Nella sceneggiatura scritta con Alberto Taraglio, poi, la complessità craxiana viene ulteriormente sfaccettata dalla resa del suo pensiero politico, stratificato e profondo: l’ex leader riflette sulla trasformazione linguistica del popolo che diventa gente, prefigurando un’epoca post-ideologica che conduce direttamente all’oggi, alla fine dei partiti e l’inizio dei populismi; respinge “la lealtà degli stupidi”, mettendo in dubbio il presente nutrito di esecutori e yes men, rivendicando un tempo in cui il pensiero critico era il presupposto e il confronto con l’altro la prassi da coltivare con cura. Nell’intricata tela narrativa non tutto è in quadro, alcuni stralci suonano pleonastici, il personaggio interpretato da Luca Filippi non convince fino in fondo. Così come discutibile è la coda finale sul “segreto di Craxi”, che nel racconto già era stato ampiamente restituito: d’altronde Amelio ci aveva regalato la notevole ripresa sulla spiaggia davanti al carro armato, in cui Bettino espone “la verità” ma noi non la sentiamo. La prova che la verità è inconoscibile.
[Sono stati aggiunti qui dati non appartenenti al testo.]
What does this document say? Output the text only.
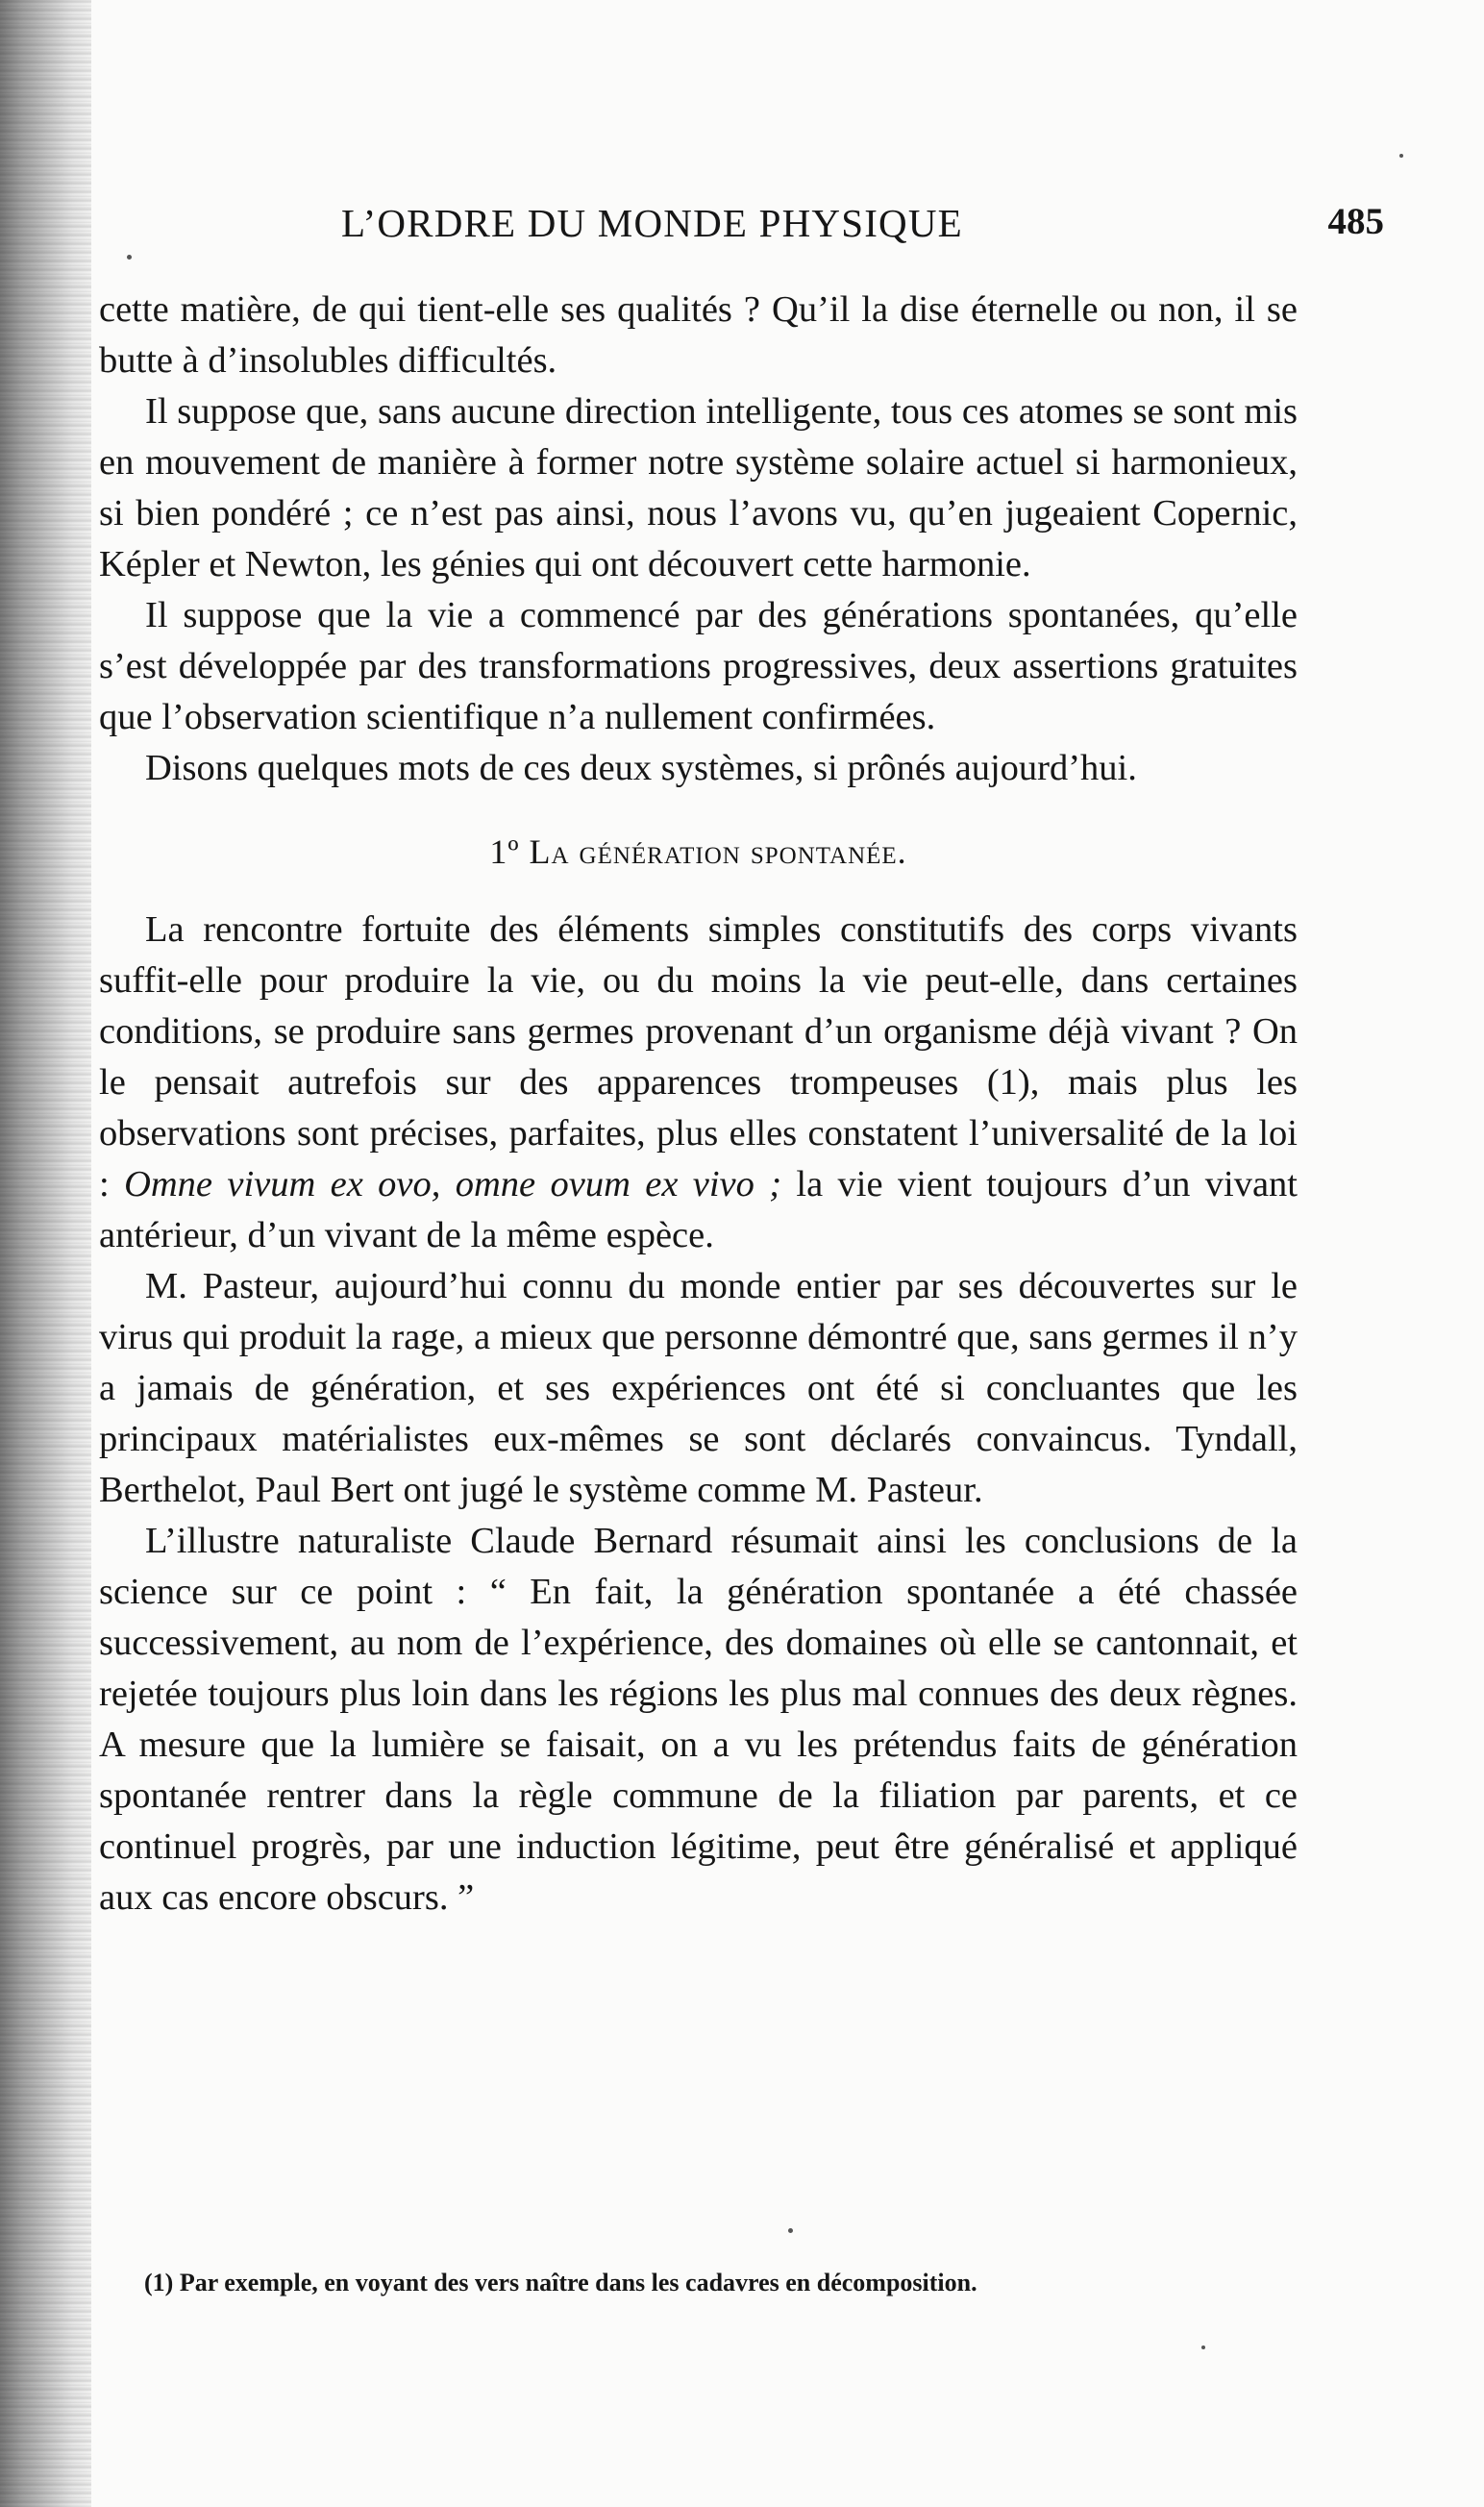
L’ORDRE DU MONDE PHYSIQUE	485

cette matière, de qui tient-elle ses qualités ? Qu’il la dise éternelle ou non, il se butte à d’insolubles difficultés.

Il suppose que, sans aucune direction intelligente, tous ces atomes se sont mis en mouvement de manière à former notre système solaire actuel si harmonieux, si bien pondéré ; ce n’est pas ainsi, nous l’avons vu, qu’en jugeaient Copernic, Képler et Newton, les génies qui ont découvert cette harmonie.

Il suppose que la vie a commencé par des générations spontanées, qu’elle s’est développée par des transformations progressives, deux assertions gratuites que l’observation scientifique n’a nullement confirmées.

Disons quelques mots de ces deux systèmes, si prônés aujourd’hui.

1º La génération spontanée.

La rencontre fortuite des éléments simples constitutifs des corps vivants suffit-elle pour produire la vie, ou du moins la vie peut-elle, dans certaines conditions, se produire sans germes provenant d’un organisme déjà vivant ? On le pensait autrefois sur des apparences trompeuses (1), mais plus les observations sont précises, parfaites, plus elles constatent l’universalité de la loi : Omne vivum ex ovo, omne ovum ex vivo ; la vie vient toujours d’un vivant antérieur, d’un vivant de la même espèce.

M. Pasteur, aujourd’hui connu du monde entier par ses découvertes sur le virus qui produit la rage, a mieux que personne démontré que, sans germes il n’y a jamais de génération, et ses expériences ont été si concluantes que les principaux matérialistes eux-mêmes se sont déclarés convaincus. Tyndall, Berthelot, Paul Bert ont jugé le système comme M. Pasteur.

L’illustre naturaliste Claude Bernard résumait ainsi les conclusions de la science sur ce point : “ En fait, la génération spontanée a été chassée successivement, au nom de l’expérience, des domaines où elle se cantonnait, et rejetée toujours plus loin dans les régions les plus mal connues des deux règnes. A mesure que la lumière se faisait, on a vu les prétendus faits de génération spontanée rentrer dans la règle commune de la filiation par parents, et ce continuel progrès, par une induction légitime, peut être généralisé et appliqué aux cas encore obscurs. ”

(1) Par exemple, en voyant des vers naître dans les cadavres en décomposition.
Hammamet si offre quindi come un racconto aperto, ed è proprio questa la sua forza: non chiudere la questione ma anzi riproporla, pensarla, metterla sul tavolo davanti agli occhi. In tal senso contiene una lezione di complessità contro la semplificazione del presente e della Storia. Non è un film impeccabile, ma conferma Gianni Amelio come un regista importante del nostro cinema: uno che preferisce la tormentata domanda alla facile risposta.